Brown is a late-round prospect and could ultimately make a roster as an undrafted free agent.
Curry (6-3, 266) spent part of Wednesday morning with Lions defensive line coach Kris Kocurek and he said afterward it didn’t take long for him to realize that the Lions defense is all about getting to the quarterback.
Curry, who had 23 sacks over his last two seasons at Marshall, says that kind of defense is the perfect fit for him.
“The defensive system that the Detroit Lions run is my system and the system that I would love to see me in,” he said. “You can’t double team everyone along that defensive line and it’s just a tremendous group and a tremendous room.”
The Lions brought in Oregon outside linebacker/defensive end Josh Kaddu and Clemson defensive end Andre Branch on Tuesday.
Branch is considered one of the top five pass rushers available in next week’s draft and told Detroitlions.com that whoever gets him in next weeks draft is getting a quarterback’s worst nightmare.

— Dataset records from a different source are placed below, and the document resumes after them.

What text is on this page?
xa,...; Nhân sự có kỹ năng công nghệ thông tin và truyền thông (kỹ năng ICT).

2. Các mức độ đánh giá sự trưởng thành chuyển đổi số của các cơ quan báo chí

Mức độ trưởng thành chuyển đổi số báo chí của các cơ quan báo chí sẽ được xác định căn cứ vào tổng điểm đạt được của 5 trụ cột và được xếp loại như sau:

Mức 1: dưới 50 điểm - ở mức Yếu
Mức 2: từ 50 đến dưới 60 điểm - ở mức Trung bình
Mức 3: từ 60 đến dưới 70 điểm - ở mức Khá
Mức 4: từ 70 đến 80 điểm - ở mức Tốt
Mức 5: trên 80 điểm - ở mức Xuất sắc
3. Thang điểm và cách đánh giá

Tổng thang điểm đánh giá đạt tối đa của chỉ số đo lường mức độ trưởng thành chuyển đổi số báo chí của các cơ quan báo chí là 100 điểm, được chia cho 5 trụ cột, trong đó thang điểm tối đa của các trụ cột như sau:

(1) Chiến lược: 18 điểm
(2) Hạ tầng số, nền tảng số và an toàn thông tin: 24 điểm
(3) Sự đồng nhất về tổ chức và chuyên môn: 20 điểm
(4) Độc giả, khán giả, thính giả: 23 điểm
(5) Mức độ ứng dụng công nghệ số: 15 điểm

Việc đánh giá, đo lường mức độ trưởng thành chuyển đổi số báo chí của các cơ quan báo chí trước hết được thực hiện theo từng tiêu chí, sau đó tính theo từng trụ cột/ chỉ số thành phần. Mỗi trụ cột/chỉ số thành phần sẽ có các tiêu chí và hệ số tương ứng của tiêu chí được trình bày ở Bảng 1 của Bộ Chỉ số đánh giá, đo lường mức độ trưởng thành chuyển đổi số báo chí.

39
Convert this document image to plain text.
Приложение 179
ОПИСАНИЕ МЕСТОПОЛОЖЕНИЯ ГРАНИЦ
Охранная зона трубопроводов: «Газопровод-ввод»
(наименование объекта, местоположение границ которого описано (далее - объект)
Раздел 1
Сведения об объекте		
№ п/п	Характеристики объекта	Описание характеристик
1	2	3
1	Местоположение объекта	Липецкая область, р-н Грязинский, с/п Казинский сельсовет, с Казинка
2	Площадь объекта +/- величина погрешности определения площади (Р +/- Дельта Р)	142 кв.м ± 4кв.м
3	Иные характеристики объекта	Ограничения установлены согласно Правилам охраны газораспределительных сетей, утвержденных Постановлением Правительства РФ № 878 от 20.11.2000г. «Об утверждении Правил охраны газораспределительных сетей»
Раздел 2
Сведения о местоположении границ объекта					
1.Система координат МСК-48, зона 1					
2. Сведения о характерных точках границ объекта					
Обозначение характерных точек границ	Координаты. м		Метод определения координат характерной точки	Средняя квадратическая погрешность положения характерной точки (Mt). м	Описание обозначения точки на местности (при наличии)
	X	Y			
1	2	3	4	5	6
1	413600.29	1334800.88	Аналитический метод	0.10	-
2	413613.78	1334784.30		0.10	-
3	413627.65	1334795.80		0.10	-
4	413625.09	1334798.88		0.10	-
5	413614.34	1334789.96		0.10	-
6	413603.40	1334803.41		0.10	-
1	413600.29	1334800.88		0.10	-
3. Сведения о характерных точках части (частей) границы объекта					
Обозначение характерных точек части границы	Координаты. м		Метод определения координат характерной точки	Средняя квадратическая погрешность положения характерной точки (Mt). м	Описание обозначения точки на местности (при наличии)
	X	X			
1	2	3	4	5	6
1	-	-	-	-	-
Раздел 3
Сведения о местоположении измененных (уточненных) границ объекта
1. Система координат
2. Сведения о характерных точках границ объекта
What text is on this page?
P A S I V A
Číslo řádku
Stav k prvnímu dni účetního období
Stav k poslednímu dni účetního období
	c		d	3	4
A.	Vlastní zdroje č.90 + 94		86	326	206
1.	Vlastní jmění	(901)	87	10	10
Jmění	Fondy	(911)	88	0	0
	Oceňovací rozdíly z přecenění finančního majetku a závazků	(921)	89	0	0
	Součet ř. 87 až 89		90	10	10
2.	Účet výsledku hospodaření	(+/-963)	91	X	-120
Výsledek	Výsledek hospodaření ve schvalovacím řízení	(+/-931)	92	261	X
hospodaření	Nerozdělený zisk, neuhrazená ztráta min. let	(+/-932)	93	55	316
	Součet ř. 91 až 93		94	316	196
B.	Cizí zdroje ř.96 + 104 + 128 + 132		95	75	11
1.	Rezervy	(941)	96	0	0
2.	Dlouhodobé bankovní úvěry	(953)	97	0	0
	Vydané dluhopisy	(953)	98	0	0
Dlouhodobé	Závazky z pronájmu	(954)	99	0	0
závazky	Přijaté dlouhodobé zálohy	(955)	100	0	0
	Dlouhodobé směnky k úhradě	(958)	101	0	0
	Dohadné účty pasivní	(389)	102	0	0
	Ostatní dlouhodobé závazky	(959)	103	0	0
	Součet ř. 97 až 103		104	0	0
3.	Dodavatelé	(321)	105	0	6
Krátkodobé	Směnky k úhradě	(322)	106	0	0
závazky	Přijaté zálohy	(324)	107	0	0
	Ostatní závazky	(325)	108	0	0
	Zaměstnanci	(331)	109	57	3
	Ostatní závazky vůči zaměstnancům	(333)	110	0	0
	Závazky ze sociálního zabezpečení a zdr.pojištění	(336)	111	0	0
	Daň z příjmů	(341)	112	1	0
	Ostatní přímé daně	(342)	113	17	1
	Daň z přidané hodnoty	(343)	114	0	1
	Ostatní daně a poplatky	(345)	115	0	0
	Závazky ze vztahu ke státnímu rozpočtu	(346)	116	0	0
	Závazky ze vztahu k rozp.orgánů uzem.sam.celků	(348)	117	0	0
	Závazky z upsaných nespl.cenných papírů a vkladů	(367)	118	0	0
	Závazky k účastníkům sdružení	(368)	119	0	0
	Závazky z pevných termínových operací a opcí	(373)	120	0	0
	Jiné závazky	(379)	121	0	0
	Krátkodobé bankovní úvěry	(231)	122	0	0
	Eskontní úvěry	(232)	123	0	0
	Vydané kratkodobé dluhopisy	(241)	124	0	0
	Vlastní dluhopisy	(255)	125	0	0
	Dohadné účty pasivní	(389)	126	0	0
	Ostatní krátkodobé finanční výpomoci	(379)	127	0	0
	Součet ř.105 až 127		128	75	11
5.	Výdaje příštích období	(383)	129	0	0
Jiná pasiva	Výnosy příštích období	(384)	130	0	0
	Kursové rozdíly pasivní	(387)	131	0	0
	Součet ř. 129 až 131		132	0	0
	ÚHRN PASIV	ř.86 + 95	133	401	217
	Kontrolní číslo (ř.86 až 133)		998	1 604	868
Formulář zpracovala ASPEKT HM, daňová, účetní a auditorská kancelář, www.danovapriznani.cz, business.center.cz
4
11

“I’m a sideline-to-sideline player and I can’t be blocked one-on-one when I pass rush,” Branch said with a big smile. “If you let me rush, I’m going to get you some sacks.”
The Lions likely view Kaddu (6-3, 239) as a defensive end in the NFL, even though he played outside linebacker in college. Kaddu fits that mold of a speed-rushing defensive end the Lions like to utilize in their scheme.
“I need to add some mass and work on my technique because the guys at this level are technicians at what they do,” Kaddu said of things he's been working on leading into the draft.